Is your data sensitive?
├── Yes → Local or VPS only. Do not use managed AI APIs for this data.
└── No  → Managed APIs fine for non-sensitive tasks; local for everything else

Do you want to supplement rather than replace commercial tools?
└── Yes → Minimal stack. Use local for iteration and drafting,
          frontier API for final-pass precision tasks where you verify output.

For Institutions and Organisations

The case for local AI looks different at institutional scale. The key framing shift is CapEx vs. OpEx.

Cloud AI is operational expenditure: recurring per-seat costs (typically $200+/month per user for enterprise tiers), rate limits, token quotas, and zero data sovereignty. Local inference is capital expenditure: hardware purchased once, depreciating over time, with uncapped throughput and full data control.

The compliance argument is often decisive. Healthcare, legal, financial, and educational institutions handling sensitive data may be unable to use cloud AI APIs regardless of preference. On-premises inference is not a budget decision in these contexts — it is a regulatory requirement.

The throughput argument matters at scale. Enterprise cloud subscriptions impose rate limits and quotas.

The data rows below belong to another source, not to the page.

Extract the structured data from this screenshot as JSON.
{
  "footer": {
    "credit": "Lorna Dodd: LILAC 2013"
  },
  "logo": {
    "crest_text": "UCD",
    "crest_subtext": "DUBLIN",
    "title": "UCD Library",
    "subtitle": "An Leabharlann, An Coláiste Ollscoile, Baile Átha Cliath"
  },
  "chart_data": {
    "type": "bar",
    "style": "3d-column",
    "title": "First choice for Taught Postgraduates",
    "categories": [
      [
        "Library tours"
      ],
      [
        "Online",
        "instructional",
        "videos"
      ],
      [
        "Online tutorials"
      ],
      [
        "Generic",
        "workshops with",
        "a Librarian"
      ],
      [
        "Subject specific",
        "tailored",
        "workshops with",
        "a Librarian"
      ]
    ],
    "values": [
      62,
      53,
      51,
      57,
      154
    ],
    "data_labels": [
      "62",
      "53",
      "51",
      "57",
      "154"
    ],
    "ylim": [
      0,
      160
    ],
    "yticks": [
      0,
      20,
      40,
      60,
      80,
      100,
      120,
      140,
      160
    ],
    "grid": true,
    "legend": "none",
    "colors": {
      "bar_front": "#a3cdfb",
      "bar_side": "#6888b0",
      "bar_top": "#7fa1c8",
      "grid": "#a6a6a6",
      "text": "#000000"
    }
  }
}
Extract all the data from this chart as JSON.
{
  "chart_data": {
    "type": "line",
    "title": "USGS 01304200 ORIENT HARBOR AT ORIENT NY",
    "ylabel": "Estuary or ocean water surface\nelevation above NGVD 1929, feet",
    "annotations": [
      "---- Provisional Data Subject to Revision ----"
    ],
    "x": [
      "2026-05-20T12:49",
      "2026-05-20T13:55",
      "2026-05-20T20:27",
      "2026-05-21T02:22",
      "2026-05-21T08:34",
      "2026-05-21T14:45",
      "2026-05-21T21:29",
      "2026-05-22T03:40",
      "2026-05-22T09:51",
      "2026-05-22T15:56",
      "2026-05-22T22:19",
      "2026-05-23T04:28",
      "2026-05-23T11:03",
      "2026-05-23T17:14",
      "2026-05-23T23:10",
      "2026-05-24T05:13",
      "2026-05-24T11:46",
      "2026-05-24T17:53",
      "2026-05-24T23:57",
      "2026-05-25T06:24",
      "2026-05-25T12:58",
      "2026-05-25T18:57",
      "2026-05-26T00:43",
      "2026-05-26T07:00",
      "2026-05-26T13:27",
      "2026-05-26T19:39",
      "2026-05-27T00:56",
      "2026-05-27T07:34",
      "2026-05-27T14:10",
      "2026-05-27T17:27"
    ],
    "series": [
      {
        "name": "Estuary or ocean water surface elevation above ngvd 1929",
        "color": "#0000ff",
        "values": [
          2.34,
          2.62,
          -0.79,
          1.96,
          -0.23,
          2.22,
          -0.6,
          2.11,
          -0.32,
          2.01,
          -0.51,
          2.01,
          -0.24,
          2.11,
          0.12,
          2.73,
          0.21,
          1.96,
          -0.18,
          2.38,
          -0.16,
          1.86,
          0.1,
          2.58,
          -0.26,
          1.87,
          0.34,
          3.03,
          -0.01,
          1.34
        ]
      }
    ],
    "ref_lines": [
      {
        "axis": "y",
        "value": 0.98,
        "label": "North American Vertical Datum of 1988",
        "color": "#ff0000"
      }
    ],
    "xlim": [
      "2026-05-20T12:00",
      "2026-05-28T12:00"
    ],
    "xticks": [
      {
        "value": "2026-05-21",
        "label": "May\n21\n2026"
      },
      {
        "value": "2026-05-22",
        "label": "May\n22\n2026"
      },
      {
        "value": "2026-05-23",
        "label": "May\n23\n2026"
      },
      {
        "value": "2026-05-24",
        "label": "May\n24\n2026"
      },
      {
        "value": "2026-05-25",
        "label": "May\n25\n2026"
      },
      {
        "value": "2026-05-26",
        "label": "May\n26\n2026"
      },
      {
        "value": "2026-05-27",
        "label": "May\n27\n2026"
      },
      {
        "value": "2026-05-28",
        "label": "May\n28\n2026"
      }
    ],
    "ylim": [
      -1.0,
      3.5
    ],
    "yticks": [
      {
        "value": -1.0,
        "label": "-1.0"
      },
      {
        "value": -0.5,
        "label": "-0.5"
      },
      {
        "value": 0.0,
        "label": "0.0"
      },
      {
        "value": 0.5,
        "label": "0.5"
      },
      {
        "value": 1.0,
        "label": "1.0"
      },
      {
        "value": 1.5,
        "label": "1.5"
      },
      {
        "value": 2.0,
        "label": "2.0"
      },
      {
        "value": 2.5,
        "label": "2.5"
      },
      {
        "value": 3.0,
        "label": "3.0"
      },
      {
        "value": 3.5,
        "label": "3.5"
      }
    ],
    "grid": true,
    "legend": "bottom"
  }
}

Local hardware transforms AI from a metered external utility into an internal resource — running continuously, without per-query cost, on institutional data that never leaves the network.

Recommended approach for institutions:

Scenario	Recommendation
Sensitive data, compliance requirements	Full local deployment — no cloud APIs for regulated data
Mixed workloads, some public data	Hybrid: local for sensitive/high-volume, cloud for complex reasoning
Evaluation / pilot phase	Start with the minimal stack (Open WebUI + Ollama), run LocoBench on available hardware, assess before committing to hardware procurement

Implementation sequence:

Audit data sensitivity — determine what can and cannot leave institutional infrastructure
Run LocoBench on available hardware to establish capability baseline
Deploy the minimal stack; validate workflows before expanding
Procure hardware based on actual measured throughput requirements, not theoretical specs

See Hardware for hardware selection and procurement guidance.

What Puente Is Not

A replacement for critical thinking
A fact retrieval system (use SearXNG for that — it is in the stack for a reason)
A substitute for domain expertise

What it is: a self-hosted environment that lets you experiment, build intuition, and develop a working relationship with these tools on your own terms — without giving your data or your cognitive autonomy to a third party.

For hardware benchmarks specific to your machine, see LocoBench. For deployment configuration, see the project README.